The above description only partially describes vaccination harm. With each passing day researchers are discovering more and more ways in which vaccines harm the physical mental and emotional make-up of the unfortunate victims.
Thanks Bob for a very informative comment.
Four long articles on vaccines… How is the average carpenter, shopkeeper or house mom supposed to makes sense of all this, let alone empower them for debate?
Why not keep it simple? Mention Dr Lanka who offered Eur 100K for anyone who could prove Measles. Or, how Dr Lanka followed virology standard protocol and found HIV, Ebola, Zika, Polio etc in any standard cell culture? This saves time wasted on vaccine articles. It’s already been going on for 200 years. When are we finally going to stop?

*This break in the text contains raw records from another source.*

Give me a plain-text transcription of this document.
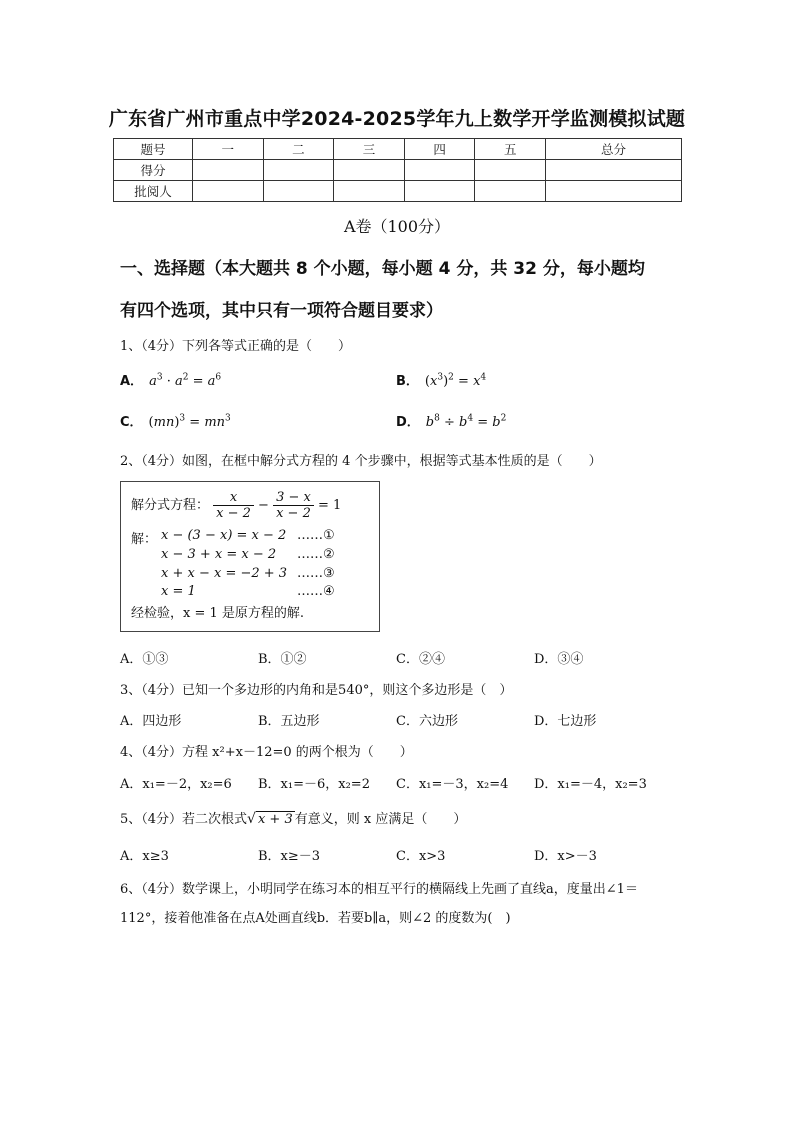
广东省广州市重点中学2024-2025学年九上数学开学监测模拟试题
题号	一	二	三	四	五	总分
得分						
批阅人						
A卷（100分）
一、选择题（本大题共 8 个小题，每小题 4 分，共 32 分，每小题均
有四个选项，其中只有一项符合题目要求）
1、（4分）下列各等式正确的是（　　）
A． $a^3 \cdot a^2 = a^6$	B． $(x^3)^2 = x^4$
C． $(mn)^3 = mn^3$	D． $b^8 \div b^4 = b^2$
2、（4分）如图，在框中解分式方程的 4 个步骤中，根据等式基本性质的是（　　）
解分式方程： $\frac{x}{x - 2} - \frac{3 - x}{x - 2} = 1$
解： x − (3 − x) = x − 2 ……①
x − 3 + x = x − 2 ……②
x + x − x = −2 + 3 ……③
x = 1	……④
经检验，x = 1 是原方程的解.
A．①③	B．①②	C．②④	D．③④
3、（4分）已知一个多边形的内角和是540°，则这个多边形是（　）
A．四边形	B．五边形	C．六边形	D．七边形
4、（4分）方程 x²+x－12=0 的两个根为（　　）
A．x₁=－2，x₂=6 B．x₁=－6，x₂=2 C．x₁=－3，x₂=4 D．x₁=－4，x₂=3
5、（4分）若二次根式√ x + 3 有意义，则 x 应满足（　　）
A．x≥3	B．x≥－3	C．x>3	D．x>－3
6、（4分）数学课上，小明同学在练习本的相互平行的横隔线上先画了直线a，度量出∠1＝
112°，接着他准备在点A处画直线b．若要b∥a，则∠2 的度数为(　)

Thanks John. I think understanding the history of vaccination programs, looking at potential vaccine harms and the exploring the evidence exposing manipulation of the vaccine narrative is also important. I am aware that Lanka won his case proving that the claimant had not met the specific requirements of his competition rules. Though I note, despite many claims to the effect, the court did not accept that no one could prove the existence of the measles virus. Rather they accepted that the proof did not exist in the form specified by Lanka. I am also aware of Lanka’s recent claims about a forthcoming published paper disproving the virology method. I look forward to reading the the long awaited publication of this paper.